The whole reason the Protestant Reformation happened was because the Reformers rightly felt that, over time, there were areas of faith and practice where the Church had drifted away from Scripture and away from Christ.

The Reformers were calling the Church back to both.

Do we really believe it possible that we couldn’t make the same mistakes today as the medieval Catholic Church back in the day, even if the specific issues are different?

Could we not also possibly have moved away from what we should be believing and doing?

A phrase that arises from time to time in Church history is “Ecclesia reformata, semper reformanda” – Latin for, “the Church reformed, always reforming.”

In other words, the work of reformation in the Church is ongoing.

The concept is the same as what the medieval Reformers thought – the Church (and any church!), over time, can drift away from the words of Scripture and/or the way of Christ.

Surely there is no church or denomination on earth who has “nailed it” perfectly, who doesn’t need to do any more wrestling with the Word, or rethink their beliefs, or take a look at their structure, or re-examine their practices.

Let us not be so arrogant as to think, “We could never mistakes like the 16th-century Catholic Church!”

Of course we could. We are as human as they.

Let us not be so foolish as to think, “The Reformers already did all that wrestling and figured things out, so there’s no more work to do!”

Of course there is. No human has mastered God, Scripture, or the Gospel yet.

We are all capable of missing it, of misunderstanding the Word, of moving away from the teachings and examples of Jesus, of getting complacent in our love for others, of getting caught up in the cultural values surrounding us, etc.

The Church is in constant need of reforming.

The Holy Spirit began this work in the book of Acts, and He continues this work up to this day.

The Church is in constant need of reforming.

The work is never done.

We should always be asking questions.

We should always be digging into Scripture.

We should always be looking to Christ’s example.

We should always be re-examining.

We should always be open to having tough discussions.
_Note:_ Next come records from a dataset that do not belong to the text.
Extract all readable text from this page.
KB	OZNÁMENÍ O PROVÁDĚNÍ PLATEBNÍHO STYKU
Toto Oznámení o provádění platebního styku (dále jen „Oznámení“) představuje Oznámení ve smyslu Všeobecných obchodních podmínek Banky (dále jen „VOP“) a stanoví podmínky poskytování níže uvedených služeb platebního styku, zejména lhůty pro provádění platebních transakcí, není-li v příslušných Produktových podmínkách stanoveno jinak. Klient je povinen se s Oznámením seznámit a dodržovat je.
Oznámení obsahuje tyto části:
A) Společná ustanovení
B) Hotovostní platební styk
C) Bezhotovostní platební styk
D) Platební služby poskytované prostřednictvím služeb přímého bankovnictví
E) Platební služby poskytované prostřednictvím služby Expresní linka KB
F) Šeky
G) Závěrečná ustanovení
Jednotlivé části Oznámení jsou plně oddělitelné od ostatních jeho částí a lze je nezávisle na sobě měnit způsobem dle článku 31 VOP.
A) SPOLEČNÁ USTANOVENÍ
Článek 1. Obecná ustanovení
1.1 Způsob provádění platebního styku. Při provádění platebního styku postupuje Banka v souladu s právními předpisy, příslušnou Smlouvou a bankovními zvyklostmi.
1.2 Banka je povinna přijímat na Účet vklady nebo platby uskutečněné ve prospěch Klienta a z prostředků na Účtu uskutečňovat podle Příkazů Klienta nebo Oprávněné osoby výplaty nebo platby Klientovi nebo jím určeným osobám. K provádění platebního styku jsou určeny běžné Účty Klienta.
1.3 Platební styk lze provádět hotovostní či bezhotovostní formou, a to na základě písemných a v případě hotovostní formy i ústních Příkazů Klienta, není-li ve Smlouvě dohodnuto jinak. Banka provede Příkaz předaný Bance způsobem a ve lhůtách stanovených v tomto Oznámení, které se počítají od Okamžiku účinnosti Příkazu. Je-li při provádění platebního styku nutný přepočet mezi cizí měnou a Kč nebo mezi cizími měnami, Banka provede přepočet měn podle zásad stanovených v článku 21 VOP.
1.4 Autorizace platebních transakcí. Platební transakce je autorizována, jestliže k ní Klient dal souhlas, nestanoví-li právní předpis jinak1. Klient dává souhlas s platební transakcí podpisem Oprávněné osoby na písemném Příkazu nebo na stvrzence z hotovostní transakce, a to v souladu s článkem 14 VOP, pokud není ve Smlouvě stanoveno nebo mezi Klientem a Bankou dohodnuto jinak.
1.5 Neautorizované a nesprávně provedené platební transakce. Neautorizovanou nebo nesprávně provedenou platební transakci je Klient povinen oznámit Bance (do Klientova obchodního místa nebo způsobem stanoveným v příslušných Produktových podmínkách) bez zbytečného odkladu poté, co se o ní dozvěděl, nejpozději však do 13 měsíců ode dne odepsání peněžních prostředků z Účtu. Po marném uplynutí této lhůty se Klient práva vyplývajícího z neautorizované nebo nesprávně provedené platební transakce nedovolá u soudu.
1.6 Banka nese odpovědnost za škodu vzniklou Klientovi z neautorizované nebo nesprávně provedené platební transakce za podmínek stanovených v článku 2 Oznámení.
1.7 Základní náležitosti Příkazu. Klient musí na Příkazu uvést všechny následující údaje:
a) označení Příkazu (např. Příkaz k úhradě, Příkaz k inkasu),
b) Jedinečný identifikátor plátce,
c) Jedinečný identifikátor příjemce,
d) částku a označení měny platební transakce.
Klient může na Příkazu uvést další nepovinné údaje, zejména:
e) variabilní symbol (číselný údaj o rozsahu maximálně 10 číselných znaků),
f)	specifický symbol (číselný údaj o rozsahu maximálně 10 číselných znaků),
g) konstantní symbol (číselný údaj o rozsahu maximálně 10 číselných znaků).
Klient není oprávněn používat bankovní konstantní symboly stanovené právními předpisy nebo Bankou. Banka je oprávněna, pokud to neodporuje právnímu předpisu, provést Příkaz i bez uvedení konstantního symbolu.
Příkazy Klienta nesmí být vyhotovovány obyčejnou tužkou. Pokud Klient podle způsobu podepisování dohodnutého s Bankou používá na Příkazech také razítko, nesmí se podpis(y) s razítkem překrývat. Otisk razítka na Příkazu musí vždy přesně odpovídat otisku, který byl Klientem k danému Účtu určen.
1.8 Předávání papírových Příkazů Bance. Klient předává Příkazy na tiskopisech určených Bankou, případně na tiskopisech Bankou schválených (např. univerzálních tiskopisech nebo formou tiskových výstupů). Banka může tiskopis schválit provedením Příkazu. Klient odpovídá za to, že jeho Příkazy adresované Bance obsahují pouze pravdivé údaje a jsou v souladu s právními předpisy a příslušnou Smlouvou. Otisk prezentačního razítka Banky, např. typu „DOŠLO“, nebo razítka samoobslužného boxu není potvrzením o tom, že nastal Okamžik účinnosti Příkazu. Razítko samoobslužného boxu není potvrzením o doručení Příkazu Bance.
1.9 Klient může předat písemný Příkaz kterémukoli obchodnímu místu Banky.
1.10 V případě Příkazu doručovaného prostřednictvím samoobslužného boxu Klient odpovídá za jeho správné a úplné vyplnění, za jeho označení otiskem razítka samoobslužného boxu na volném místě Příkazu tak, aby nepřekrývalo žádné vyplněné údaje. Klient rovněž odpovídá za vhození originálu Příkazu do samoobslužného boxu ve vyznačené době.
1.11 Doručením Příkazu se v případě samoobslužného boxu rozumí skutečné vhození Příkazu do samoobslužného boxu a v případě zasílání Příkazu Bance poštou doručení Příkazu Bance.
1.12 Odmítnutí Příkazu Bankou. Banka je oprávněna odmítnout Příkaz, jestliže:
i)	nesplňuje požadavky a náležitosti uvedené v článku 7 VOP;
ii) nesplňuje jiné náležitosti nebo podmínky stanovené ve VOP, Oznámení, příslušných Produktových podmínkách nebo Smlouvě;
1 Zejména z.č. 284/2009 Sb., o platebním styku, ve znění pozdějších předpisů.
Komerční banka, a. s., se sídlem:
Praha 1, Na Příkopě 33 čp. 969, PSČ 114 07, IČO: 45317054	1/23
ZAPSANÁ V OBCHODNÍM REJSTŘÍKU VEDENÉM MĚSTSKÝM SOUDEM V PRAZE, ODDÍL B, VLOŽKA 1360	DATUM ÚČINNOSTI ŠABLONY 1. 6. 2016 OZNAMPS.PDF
We should always trust that truth which really is the truth will still stand as truth after an exploration.

When looking at our doctrinal statements, our church structures, our practices, our methods of execution, etc., we should regularly be asking questions like these:

  • Is this biblical?
  • If so, is this Christ-like?
  • If so, is this consistent with the Gospel?
  • If so, is this faithful to the calling of the Church?
  • If so, is this consistent with the Greatest Commandment to love God and neighbour (Mt 22.37-40)?
  • If so, is this glorifying to God?

If the answer to any of these questions is no, then whatever we are examining may well need to be adjusted, reimagined, or even removed and/or replaced.

Such was the tradition of the Reformation, and such is the ongoing job of the Church today. Ecclesia reformata, semper reformanda.

Seismic shifts like the Reformation don’t need to happen at that same scale if the Church is regularly examining and checking herself, making adjustments, and constantly aligning and realigning herself to the Word of God, both written (Scripture) and embodied (Christ).

When we are humble and open to this, we allow the Holy Spirit to continue His ongoing redemptive, purifying, and healing work in His Church.